1 Present value of lease payment for leasee
The lease liability and the ROU asset are measured on the commencement date using the Implicit rate of interest or incremenTotal borrowing rate(if implicit rate is not known)(i.e., 8% p.a. in this case) at lease commencement date .
Lease liability is calculated by taking Present value of Lease payment less any incentive received and expected residual value(guaranteed) .
Further any Initial direct cost be added ROU asset , if any. and variable lease payment(Insurance premiumin this case) to be excluded from calculation of lease liability.
The lease liability is accounted for by the interest method subsequently and the ROU asset is subject depreciation on the straight-line basis over the lease term of 10 year.
The leasee shall record the lease liability (Present value of Lease payment & expected residual value, as guaranteed ) & right in use asset in the given case.

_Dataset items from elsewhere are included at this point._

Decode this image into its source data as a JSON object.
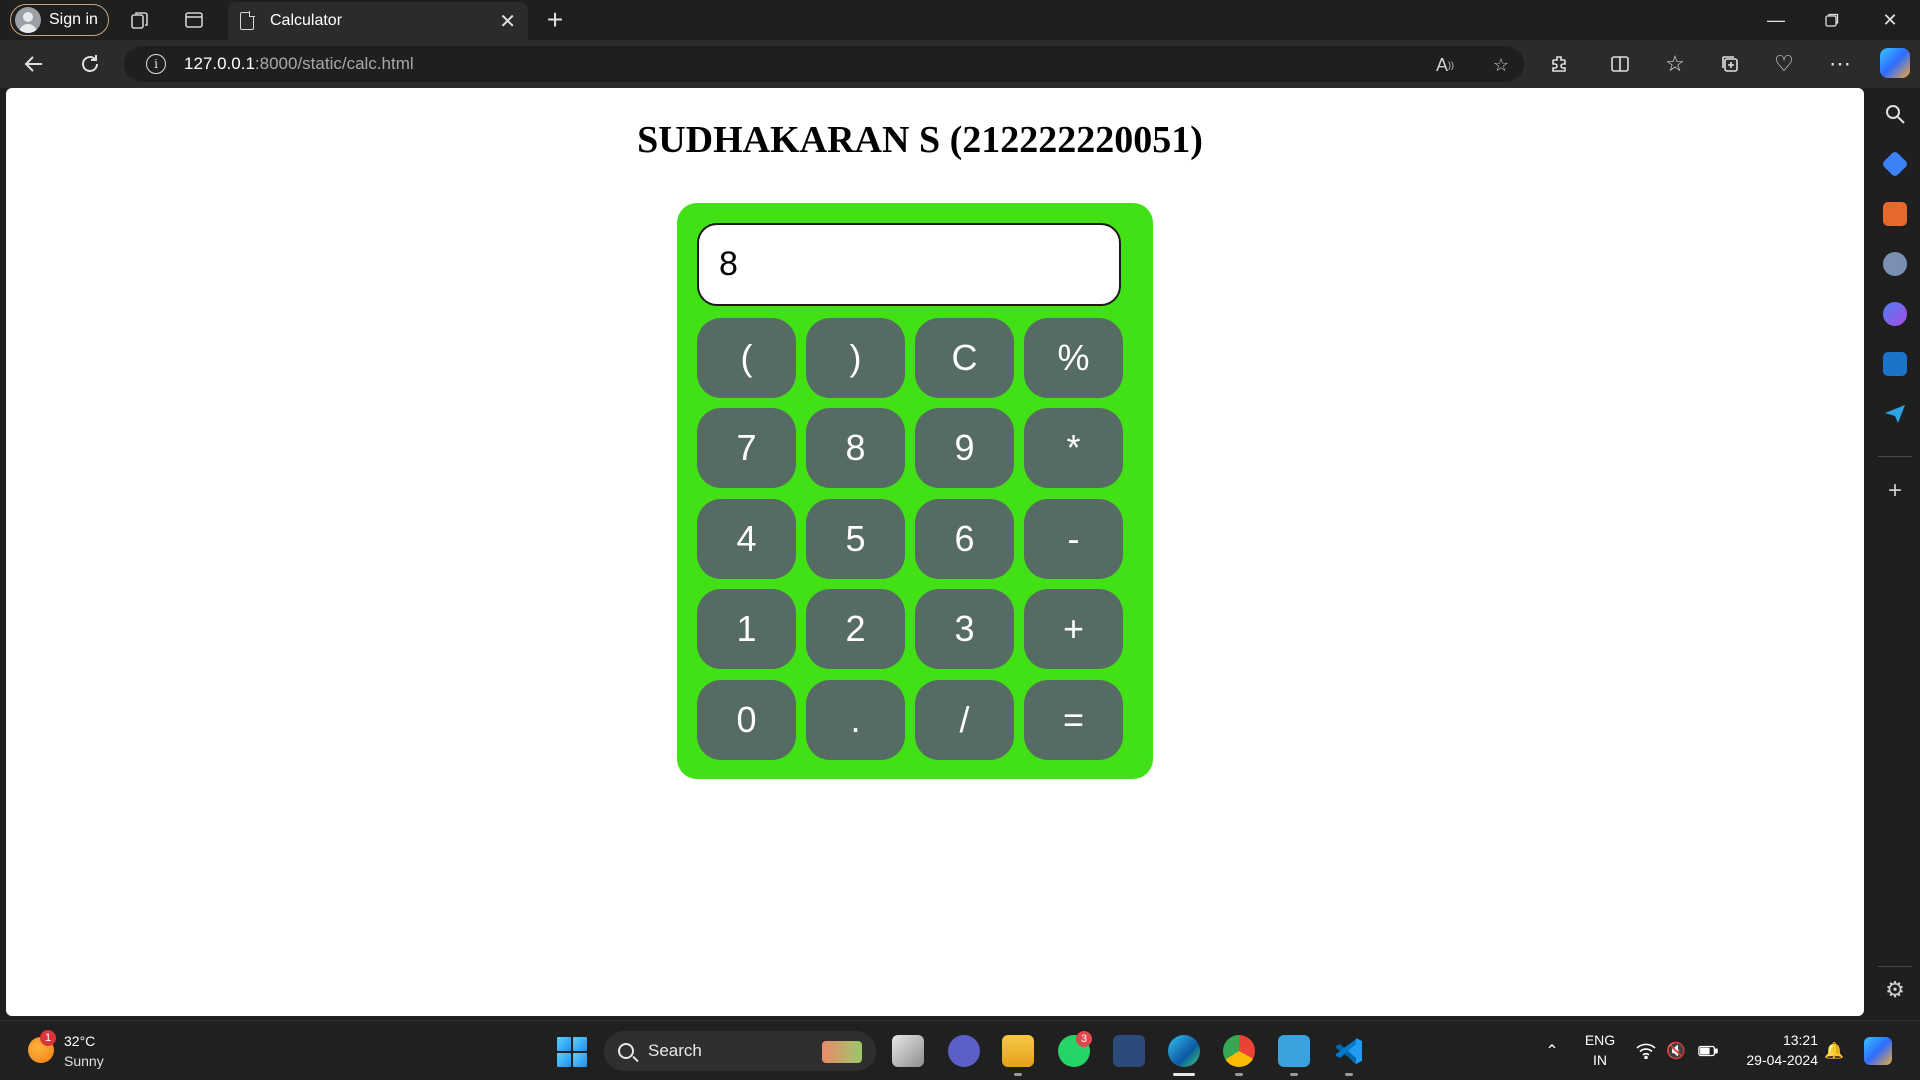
{
  "browser": {
    "profile_label": "Sign in",
    "tab_title": "Calculator",
    "url_host": "127.0.0.1",
    "url_path": ":8000/static/calc.html"
  },
  "page": {
    "title": "SUDHAKARAN S (212222220051)"
  },
  "calculator": {
    "display_value": "8",
    "keys": [
      [
        "(",
        ")",
        "C",
        "%"
      ],
      [
        "7",
        "8",
        "9",
        "*"
      ],
      [
        "4",
        "5",
        "6",
        "-"
      ],
      [
        "1",
        "2",
        "3",
        "+"
      ],
      [
        "0",
        ".",
        "/",
        "="
      ]
    ],
    "colors": {
      "body": "#42e116",
      "key": "#566b63",
      "display_bg": "#ffffff"
    }
  },
  "taskbar": {
    "weather_badge": "1",
    "weather_temp": "32°C",
    "weather_condition": "Sunny",
    "search_label": "Search",
    "whatsapp_badge": "3",
    "lang_line1": "ENG",
    "lang_line2": "IN",
    "time": "13:21",
    "date": "29-04-2024"
  }
}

Implicit rate=8/2= 4%, for 20 terms.
The calculation is as under
Year Payments (Cash flows) Present Value Facr @4%p.a. Discounted Cash flows/ Present value
a b c d=b*c
1 $                    266,000.00 1 $                             266,000
2 $                    266,000.00 0.96154 $                             255,769
3 $                    266,000.00 0.92456 $                             245,932
4 $                    266,000.00 0.88900 $                             236,473
5 $                    266,000.00 0.85480 $                             227,378
6 $                    266,000.00 0.82193 $                             218,633
7 $                    266,000.00 0.79031 $                             210,224
8 $                    266,000.00 0.75992 $                             202,138
9 $                    266,000.00 0.73069 $                             194,364
10 $                    266,000.00 0.70259 $                             186,888
11 $                    266,000.00 0.67556 $                             179,700
12 $                    266,000.00 0.64958 $                             172,789
13 $                    266,000.00 0.62460 $                             166,143
14 $                    266,000.00 0.60057 $                             159,753
15 $                    266,000.00 0.57748 $                             153,608
16 $                    266,000.00 0.55526 $                             147,700
17 $                    266,000.00 0.53391 $                             142,020
18 $                    266,000.00 0.51337 $                             136,557
19 $                    266,000.00 0.49363 $                             131,305
Beg 20 $                    266,000.00 0.47464 $                             126,255
End 21 $                    120,000.00 0.45639 $                               54,766
Total $                      5,440,000 $                         3,814,394
ROU asset will be
Initial Lease liability $               3,814,394
Add: Initial direct cost $                       2,400
ROU asset $               3,816,794
Accordingly Micheal should record ROU asset at $38,16,794.